岩手県盛岡市津志田の市都南総合支所と盛岡東署見前幹部交番の前にあるバス停に今月上旬、手作りの屋根付きベンチが無断で設置された。誰かがバス利用者のために置いたとみられるが、市は「たとえ善意でも市道への無許可設置は違法」と撤去を呼びかけた。名乗り出る人がいないまま3週間以上たった28日、ベンチに破損が見つかり、市は危険と判断して撤去した。交番前に現れた大胆な珍風景に、周辺は一時ざわついた。(盛岡総局・土屋聡史)


2ヵ所、名乗り出る人おらず 破損見つかり危険と判断
 市道路管理課などによると、今月5日に総合支所から「バス停2カ所にベンチが設置されている」と連絡があった。停留所は道路の両側にある岩手県交通の「都南総合支所前」で、ベンチは歩道上のバス停そばに置かれていた。

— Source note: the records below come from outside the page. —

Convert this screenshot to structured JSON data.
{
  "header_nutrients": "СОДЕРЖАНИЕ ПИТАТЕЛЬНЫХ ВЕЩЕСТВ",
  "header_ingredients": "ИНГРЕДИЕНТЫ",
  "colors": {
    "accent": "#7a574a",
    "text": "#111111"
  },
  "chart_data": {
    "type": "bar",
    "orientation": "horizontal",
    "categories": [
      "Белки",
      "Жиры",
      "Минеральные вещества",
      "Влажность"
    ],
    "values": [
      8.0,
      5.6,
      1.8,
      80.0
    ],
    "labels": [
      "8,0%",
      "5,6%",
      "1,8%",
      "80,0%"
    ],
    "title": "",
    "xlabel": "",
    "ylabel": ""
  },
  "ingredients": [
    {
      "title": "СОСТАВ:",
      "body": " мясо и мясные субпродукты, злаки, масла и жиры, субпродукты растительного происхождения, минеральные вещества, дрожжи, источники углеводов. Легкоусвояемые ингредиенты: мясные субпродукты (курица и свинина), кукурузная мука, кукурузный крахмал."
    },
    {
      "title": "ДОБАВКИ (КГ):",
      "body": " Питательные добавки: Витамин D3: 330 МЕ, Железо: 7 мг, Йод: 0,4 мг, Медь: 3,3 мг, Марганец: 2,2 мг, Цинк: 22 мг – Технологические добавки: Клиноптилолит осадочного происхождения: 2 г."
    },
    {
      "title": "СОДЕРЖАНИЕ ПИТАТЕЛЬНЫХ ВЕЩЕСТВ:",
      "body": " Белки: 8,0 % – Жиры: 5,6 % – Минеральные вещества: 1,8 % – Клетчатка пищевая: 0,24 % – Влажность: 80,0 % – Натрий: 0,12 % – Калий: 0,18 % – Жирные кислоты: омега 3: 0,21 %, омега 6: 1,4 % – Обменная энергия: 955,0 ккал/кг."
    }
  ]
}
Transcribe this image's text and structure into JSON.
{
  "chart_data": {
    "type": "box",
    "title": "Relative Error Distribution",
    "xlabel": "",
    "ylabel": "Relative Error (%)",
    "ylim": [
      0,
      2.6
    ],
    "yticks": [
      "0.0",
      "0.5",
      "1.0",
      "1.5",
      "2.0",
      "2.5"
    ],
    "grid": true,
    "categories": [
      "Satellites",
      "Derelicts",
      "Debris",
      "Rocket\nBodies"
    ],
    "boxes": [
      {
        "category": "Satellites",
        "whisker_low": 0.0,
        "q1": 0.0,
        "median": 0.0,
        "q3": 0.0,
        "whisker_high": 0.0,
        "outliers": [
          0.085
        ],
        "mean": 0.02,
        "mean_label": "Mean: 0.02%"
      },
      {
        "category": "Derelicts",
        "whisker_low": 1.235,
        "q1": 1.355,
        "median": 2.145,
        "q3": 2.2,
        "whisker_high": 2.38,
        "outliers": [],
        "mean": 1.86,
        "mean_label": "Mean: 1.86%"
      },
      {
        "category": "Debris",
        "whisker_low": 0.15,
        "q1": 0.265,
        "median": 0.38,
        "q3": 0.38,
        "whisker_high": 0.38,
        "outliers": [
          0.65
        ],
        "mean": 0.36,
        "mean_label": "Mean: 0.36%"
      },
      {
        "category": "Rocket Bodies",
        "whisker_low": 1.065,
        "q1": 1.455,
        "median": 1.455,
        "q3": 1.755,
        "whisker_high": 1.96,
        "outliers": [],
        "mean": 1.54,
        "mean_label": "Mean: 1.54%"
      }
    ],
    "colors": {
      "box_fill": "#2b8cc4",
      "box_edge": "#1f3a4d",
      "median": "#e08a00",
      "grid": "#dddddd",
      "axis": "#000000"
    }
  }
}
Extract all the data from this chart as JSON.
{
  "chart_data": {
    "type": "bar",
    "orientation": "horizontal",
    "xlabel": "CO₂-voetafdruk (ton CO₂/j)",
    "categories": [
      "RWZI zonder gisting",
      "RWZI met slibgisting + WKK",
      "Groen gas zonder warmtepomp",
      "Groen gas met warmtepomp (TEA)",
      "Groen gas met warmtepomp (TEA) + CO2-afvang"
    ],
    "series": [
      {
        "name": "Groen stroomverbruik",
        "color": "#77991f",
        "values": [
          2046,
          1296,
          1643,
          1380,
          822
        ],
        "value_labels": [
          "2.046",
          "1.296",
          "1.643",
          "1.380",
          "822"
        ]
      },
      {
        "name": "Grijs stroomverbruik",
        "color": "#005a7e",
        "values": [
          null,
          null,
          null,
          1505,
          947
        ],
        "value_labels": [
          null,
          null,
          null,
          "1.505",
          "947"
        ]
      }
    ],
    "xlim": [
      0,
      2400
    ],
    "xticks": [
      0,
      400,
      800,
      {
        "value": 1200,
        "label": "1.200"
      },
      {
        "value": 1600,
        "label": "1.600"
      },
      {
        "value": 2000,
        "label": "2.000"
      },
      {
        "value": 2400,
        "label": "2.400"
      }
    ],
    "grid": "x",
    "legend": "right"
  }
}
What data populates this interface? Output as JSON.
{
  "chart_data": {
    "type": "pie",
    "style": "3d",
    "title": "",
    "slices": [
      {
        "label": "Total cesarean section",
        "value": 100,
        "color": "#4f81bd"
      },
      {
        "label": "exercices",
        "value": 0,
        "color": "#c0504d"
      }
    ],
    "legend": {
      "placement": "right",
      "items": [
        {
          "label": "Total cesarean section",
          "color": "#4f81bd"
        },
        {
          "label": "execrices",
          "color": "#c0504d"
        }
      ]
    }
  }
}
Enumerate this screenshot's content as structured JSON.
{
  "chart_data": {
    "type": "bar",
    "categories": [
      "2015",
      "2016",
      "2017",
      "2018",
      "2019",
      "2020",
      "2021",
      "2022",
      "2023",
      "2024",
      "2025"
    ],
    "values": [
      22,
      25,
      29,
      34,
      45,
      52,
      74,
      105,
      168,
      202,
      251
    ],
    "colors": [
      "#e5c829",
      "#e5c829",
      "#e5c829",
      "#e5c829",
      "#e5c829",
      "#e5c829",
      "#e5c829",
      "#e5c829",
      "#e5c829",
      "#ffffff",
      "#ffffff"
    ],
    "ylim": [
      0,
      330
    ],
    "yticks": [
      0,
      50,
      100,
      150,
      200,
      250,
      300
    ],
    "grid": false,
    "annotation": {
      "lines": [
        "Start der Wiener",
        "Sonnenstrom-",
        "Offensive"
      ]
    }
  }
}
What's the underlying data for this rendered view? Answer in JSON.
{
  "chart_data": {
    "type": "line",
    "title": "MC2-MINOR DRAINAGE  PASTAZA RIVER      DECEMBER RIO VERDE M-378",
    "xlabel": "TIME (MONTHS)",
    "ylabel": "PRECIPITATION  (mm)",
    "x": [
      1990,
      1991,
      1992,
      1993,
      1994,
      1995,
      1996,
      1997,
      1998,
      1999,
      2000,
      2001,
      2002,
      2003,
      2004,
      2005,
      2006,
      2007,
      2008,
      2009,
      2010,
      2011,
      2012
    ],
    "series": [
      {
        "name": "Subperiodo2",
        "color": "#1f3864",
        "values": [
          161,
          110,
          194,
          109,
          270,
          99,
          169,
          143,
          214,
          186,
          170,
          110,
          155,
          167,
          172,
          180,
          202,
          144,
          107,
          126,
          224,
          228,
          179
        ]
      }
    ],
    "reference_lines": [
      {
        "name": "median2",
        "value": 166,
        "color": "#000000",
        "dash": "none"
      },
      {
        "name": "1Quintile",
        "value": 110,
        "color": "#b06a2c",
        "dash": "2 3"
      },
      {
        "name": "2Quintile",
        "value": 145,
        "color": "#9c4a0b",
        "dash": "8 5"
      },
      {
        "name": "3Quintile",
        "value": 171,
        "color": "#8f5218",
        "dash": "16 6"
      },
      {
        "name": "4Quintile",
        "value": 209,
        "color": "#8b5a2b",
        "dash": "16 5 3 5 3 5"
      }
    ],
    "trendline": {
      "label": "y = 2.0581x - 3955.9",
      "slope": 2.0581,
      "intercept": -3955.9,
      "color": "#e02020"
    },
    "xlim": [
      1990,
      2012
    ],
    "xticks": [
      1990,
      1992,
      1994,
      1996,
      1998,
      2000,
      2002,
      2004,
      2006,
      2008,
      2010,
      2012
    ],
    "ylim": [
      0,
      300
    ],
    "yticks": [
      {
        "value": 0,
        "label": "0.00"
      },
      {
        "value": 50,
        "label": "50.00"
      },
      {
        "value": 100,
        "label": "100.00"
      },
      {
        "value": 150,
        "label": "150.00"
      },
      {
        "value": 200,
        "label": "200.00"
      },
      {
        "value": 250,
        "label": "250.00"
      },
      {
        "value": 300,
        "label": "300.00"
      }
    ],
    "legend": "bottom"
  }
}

 木材とプラスチック板で作られ、座面の幅は二つとも約1メートル。奥行きは37センチと55センチ、高さは約1・6メートルと1・8メートルだった。プラスチックの屋根があり、地面にはベニヤ板が敷かれ、接合部はくぎやビニールテープで補強されていた。

 道路法は、32条で道に工作物を設置する際に道路管理者の許可を求め、43条は交通の支障になり得る物件の設置を認めていない。市は張り紙で撤去を呼びかけたが、設置に関係した人からの連絡や目撃情報はなかった。

 28日午前に職員が見回った際、ベンチにゆがみや破損が見られた。市は利用者がけがをする危険があると判断し、二つとも撤去。バス停の時刻表近くには、作った人に連絡を呼びかける文書を張った。

 近くに住む70代の無職男性は「ベンチの大きさからすると、車で運び込み複数人で作業したと思う。設置した人の『バス利用者に休んでもらおう』という思いやりも感じる。悪意はないだろうと思うので複雑です」と語った。

 市道路管理課の担当者は「ご厚意とはいえ、管理上の問題もあったので、撤去した」と話した。